Published: 16 March 2010

Abstract

Background

GPR17 is a hybrid G-protein-coupled receptor (GPCR) activated by two unrelated ligand families, extracellular nucleotides and cysteinyl-leukotrienes (cysteinyl-LTs), and involved in brain damage and repair. Its exploitment as a target for novel neuro-reparative strategies depends on the elucidation of the molecular determinants driving binding of purinergic and leukotrienic ligands. Here, we applied docking and molecular dynamics simulations (MD) to analyse the binding and the forced unbinding of two GPR17 ligands (the endogenous purinergic agonist UDP and the leukotriene receptor antagonist pranlukast from both the wild-type (WT) receptor and a mutant model, where a basic residue hypothesized to be crucial for nucleotide binding had been mutated (R255I) to Ile.

Results

MD suggested that GPR17 nucleotide binding pocket is enclosed between the helical bundle and extracellular loop (EL) 2. The driving interaction involves R255 and the UDP phosphate moiety. To support this hypothesis, steered MD experiments showed that the energy required to unbind UDP is higher for the WT receptor than for R255I. Three potential binding sites for pranlukast where instead found and analysed. In one of its preferential docking conformations, pranlukast tetrazole group is close to R255 and phenyl rings are placed into a subpocket highly conserved among GPCRs. Pulling forces developed to break polar and aromatic interactions of pranlukast were comparable.

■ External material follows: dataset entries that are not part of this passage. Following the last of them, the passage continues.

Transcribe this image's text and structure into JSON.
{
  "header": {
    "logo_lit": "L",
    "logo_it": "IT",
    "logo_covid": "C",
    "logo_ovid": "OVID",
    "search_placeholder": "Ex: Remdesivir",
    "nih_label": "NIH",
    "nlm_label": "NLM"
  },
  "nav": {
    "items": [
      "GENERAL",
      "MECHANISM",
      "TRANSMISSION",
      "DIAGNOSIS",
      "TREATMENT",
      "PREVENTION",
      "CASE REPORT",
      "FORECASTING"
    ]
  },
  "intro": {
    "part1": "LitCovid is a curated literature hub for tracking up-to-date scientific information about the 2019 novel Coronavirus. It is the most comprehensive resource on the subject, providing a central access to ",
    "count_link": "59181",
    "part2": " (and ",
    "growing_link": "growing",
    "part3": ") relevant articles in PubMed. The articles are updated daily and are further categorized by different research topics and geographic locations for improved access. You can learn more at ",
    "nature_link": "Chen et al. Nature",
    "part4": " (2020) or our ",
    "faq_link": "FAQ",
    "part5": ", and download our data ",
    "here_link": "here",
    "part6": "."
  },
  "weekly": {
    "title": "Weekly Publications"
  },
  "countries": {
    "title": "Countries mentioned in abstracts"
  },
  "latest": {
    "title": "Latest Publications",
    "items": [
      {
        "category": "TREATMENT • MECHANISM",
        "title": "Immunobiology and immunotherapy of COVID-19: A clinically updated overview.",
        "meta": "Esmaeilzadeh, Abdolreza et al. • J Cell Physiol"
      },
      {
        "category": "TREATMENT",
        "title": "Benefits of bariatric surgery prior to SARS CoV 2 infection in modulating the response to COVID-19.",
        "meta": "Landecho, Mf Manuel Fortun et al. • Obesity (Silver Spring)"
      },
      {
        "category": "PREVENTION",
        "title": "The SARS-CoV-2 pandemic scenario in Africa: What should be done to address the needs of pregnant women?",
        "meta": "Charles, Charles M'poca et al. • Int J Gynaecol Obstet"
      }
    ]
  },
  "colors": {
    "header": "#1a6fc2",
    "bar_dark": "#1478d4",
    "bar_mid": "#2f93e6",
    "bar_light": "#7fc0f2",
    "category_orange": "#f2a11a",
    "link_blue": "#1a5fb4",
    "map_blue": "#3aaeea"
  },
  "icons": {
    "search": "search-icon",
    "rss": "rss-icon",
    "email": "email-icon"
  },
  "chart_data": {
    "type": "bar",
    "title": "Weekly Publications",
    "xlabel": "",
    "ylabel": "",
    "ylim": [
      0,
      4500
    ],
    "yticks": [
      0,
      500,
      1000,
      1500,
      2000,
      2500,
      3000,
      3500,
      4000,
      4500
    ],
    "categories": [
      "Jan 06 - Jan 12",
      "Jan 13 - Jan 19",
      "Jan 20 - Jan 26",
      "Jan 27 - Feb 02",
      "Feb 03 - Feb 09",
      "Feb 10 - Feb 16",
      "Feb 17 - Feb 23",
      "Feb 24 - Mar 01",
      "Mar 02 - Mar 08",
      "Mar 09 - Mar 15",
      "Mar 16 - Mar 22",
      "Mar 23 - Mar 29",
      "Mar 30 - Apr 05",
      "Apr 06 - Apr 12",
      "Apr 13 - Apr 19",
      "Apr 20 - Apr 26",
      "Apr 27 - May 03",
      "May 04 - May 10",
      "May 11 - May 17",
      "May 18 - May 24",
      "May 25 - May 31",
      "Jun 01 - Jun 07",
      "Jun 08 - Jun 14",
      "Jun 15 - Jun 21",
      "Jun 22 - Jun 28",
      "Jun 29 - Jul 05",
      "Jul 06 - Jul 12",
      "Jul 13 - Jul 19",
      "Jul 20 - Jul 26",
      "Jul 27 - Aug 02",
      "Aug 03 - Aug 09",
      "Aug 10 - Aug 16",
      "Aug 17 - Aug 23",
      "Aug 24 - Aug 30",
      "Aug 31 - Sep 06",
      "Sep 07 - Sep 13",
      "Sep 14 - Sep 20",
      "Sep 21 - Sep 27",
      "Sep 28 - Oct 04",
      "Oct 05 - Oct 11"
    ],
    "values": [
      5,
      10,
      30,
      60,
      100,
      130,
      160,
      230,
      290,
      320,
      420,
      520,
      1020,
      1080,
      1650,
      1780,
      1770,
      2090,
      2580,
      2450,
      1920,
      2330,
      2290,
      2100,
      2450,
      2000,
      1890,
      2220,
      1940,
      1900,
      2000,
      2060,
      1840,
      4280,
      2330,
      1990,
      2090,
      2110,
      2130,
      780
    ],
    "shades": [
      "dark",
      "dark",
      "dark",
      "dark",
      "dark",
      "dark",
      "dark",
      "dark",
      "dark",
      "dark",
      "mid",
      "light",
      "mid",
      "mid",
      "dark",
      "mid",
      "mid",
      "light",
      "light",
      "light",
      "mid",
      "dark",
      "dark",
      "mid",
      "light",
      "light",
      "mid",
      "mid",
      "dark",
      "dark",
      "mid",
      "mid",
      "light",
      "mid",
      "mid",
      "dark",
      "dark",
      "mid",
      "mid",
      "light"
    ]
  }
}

No differences between the WT receptor and the R255I receptor were found for the unbinding of pranlukast.

Conclusions

These data thus suggest that, in contrast to which has been hypothesized for nucleotides, the lack of the R255 residue doesn't affect the binding of pranlukast a crucial role for R255 in binding of nucleotides to GPR17. Aromatic interactions are instead likely to play a predominant role in the recognition of pranlukast, suggesting that two different binding subsites are present on GPR17.